User: "Yes that looks perfect"
Agent:
Great! What should I call this source? (e.g., "nber_working_papers")
User: "nber_working_papers"
Agent:
[calls confirm_source_workflow(...)]
✓ Source "nber_working_papers" has been added!
This source is now active and will be included when you run discovery with selected_sources=["*"] or when you explicitly add "nber_working_papers" to your research question's source list. Your keywords will be typed into the search box, and the system will extract articles across multiple pages until it hits papers it already found.
Example 2: Refinement Needed
User: "Add papers from https://jmlr.org/papers/"
Agent:
[calls analyze_source_url("https://jmlr.org/papers/")]
## Analysis Results: JMLR
**Confidence**: 🟡 MEDIUM (0.65)
**Articles Found**: 124
**Sample Articles**:
1. "Volume 25" by Unknown
2. "Papers" by Unknown
3. "Proceedings" by Unknown
This confidence is medium. The titles look like volume/section headers instead of actual paper titles. This might not be the right page - could you try a specific volume page instead?
User: "Try https://jmlr.org/papers/v25/"
Agent: [repeats analysis on better URL with correct results]
Example 3: User Feedback Refinement
User: "The authors field is empty on these samples"
Agent:
Let me refine the author selector...
[calls refine_source_selectors(
url="...",
current_selectors={...},
user_feedback="The authors field is empty, please find the correct author elements"
)]
## Refined Results
**Articles Found**: 87
**Confidence**: 🟢 HIGH (0.90)
**Sample Articles**:
1. "Paper Title" by John Smith, Jane Doe
2. "Another Paper" by Alice Johnson, Bob Wilson
Is this better?
Best Practices
- Always check existing sources first: Call
list_available_sources() before setting up a new one to avoid duplicates
- Use specific listing pages: Conference proceedings pages, journal table of contents, or search result pages work best
- Verify samples carefully: The 2-3 sample articles show what will be extracted - make sure they're actual papers, not navigation elements
- Good naming: Use lowercase with underscores (e.g.,
acm_dl, ieee_xplore, plos_one)
- Note authentication: If the site requires login, set
requires_authentication=true (authentication setup is separate)
Limitations
- Works best on article listing pages (not single article detail pages)

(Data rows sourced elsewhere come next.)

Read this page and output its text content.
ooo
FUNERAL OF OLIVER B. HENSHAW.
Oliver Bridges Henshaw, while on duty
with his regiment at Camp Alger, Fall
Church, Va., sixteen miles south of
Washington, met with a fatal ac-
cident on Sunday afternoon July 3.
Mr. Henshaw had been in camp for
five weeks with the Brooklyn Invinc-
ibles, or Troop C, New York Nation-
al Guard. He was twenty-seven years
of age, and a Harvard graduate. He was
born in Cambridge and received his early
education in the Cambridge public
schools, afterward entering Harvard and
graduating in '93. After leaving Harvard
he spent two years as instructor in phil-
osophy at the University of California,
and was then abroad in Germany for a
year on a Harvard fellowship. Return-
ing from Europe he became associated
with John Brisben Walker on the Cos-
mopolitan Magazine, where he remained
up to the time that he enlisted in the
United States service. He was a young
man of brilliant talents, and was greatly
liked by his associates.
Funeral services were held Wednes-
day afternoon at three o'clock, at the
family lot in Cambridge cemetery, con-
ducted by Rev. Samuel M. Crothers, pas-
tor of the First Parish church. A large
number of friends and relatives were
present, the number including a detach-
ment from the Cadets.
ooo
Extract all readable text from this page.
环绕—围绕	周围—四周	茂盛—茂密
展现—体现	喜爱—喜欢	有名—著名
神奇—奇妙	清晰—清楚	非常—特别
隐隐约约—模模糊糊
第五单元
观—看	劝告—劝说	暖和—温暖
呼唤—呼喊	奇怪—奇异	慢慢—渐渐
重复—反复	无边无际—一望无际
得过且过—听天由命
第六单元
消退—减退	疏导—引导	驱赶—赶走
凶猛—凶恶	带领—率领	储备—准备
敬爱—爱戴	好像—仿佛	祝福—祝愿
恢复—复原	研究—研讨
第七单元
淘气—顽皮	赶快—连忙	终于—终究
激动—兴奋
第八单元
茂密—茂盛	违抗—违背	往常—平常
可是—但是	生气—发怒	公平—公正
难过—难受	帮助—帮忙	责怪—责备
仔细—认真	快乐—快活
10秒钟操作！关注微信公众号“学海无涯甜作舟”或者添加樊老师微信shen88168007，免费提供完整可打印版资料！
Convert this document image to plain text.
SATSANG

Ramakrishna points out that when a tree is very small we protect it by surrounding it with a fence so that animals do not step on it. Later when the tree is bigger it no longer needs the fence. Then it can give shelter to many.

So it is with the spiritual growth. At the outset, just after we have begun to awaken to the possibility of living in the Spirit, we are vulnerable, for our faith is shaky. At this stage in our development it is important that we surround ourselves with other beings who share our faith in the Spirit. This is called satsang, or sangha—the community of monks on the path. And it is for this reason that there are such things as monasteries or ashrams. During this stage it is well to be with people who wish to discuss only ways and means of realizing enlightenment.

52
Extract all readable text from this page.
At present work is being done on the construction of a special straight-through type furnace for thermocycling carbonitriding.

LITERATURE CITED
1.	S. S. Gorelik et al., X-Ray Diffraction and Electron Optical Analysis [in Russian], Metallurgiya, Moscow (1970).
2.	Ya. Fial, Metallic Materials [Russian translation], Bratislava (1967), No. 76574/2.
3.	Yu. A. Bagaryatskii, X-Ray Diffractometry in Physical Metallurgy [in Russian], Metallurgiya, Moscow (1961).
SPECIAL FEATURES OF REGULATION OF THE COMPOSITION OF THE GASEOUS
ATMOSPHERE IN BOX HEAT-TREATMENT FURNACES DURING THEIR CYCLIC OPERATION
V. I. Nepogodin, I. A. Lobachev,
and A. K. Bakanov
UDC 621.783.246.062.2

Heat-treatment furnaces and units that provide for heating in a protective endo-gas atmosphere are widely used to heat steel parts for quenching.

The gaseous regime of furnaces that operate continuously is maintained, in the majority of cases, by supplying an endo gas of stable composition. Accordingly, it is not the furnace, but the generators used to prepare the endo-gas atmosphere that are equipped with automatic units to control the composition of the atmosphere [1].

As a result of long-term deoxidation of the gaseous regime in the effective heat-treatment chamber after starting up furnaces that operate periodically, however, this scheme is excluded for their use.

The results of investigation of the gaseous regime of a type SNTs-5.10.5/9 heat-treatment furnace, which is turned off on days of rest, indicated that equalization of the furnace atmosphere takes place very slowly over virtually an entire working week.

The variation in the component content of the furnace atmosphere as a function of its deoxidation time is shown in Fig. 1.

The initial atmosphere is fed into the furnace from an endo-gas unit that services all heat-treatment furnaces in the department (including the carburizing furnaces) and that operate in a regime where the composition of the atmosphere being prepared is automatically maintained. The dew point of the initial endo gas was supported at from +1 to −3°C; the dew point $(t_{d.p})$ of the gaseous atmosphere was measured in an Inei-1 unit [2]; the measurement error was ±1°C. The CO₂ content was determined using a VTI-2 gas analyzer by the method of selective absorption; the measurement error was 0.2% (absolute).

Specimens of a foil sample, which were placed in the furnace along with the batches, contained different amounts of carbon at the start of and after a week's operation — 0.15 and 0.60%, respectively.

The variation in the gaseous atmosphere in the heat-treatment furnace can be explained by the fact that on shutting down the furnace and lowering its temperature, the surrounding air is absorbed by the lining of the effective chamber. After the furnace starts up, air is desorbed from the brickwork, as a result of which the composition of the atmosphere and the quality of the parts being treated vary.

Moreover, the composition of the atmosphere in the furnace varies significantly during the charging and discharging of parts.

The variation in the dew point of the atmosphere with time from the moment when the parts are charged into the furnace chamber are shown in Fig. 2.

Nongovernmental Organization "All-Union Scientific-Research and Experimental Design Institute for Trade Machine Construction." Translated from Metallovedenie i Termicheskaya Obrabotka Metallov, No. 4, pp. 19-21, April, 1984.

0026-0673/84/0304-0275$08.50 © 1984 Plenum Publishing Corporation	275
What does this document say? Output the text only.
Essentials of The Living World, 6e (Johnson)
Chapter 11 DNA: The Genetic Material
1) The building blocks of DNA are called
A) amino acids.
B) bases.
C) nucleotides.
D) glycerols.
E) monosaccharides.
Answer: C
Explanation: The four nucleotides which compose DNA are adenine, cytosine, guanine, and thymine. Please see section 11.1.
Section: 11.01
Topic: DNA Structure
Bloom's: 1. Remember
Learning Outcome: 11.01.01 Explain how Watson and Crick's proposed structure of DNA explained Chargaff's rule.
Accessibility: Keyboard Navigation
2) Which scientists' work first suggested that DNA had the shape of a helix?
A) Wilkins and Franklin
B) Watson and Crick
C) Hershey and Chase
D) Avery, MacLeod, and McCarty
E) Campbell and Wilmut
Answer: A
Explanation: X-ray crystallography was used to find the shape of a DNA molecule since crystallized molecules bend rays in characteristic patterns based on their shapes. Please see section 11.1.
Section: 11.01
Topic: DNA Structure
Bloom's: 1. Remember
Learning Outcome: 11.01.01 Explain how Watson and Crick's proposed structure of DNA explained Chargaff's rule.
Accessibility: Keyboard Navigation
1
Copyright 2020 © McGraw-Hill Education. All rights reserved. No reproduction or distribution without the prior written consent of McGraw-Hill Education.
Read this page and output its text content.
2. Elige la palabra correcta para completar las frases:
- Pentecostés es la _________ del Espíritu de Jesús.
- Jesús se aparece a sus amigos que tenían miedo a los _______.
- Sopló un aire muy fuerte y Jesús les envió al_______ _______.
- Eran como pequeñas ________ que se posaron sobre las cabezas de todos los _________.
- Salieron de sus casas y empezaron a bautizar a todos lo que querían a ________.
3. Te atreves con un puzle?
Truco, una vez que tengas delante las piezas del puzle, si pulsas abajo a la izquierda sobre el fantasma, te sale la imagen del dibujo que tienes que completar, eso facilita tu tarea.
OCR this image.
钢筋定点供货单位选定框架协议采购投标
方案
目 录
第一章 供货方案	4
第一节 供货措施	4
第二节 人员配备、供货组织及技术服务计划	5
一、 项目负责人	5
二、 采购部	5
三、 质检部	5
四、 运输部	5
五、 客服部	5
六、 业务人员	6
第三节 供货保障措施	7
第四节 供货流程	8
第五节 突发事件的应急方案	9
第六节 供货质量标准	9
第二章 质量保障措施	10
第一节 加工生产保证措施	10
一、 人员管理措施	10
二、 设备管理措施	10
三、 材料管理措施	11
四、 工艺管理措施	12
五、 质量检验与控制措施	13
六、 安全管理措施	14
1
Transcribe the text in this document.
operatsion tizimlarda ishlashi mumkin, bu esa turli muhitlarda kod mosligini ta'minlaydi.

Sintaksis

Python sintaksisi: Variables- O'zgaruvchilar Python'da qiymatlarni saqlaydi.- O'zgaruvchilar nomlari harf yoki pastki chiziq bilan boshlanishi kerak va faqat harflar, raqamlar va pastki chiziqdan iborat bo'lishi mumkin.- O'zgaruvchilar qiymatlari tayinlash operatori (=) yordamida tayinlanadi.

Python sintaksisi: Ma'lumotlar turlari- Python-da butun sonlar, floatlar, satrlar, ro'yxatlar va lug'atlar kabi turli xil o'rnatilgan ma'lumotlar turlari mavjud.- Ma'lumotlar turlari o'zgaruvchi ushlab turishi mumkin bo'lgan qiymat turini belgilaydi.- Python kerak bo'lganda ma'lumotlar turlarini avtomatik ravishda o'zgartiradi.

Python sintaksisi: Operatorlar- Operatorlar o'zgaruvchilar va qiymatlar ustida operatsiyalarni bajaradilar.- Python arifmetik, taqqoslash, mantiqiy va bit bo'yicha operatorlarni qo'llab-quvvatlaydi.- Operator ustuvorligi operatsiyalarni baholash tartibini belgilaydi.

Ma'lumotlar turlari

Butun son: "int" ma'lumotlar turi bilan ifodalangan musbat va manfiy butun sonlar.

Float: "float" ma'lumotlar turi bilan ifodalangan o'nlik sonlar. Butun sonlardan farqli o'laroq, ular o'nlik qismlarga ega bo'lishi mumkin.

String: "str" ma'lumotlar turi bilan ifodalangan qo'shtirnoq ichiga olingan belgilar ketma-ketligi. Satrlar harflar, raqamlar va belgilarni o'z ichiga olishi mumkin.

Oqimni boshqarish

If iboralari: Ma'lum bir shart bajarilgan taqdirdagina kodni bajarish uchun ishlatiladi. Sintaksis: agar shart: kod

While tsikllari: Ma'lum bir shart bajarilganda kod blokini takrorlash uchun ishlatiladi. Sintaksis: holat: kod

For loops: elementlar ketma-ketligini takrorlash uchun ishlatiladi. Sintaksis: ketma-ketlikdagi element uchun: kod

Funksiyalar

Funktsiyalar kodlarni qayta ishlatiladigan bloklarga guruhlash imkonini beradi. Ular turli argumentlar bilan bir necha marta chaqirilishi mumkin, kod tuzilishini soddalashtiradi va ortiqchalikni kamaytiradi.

- Cannot handle sites that require JavaScript interaction beyond search forms
- Cannot solve CAPTCHAs or complex authentication flows
- Some sites may block automated access (respect robots.txt)
- For sites with unusual structures, manual configuration may be needed
Response Template
After successful setup:
✓ Custom source "[name]" is now active!
**Source Details**:
- Domain: [domain]
- Fields extracted: [title, authors, abstract, etc.]
- Search support: [Yes/No]
- Pagination: [Yes/No]
**Usage**:
When you create or update a research question, add `"[name]"` to the `selected_sources` list. The system will:
1. Type your research keywords into the site's search box (if detected)
2. Extract articles across multiple pages
3. Stop when it encounters papers already in your collection
4. Deduplicate with articles from other sources
Want to test it? Create a research question with this source, or add it to an existing one!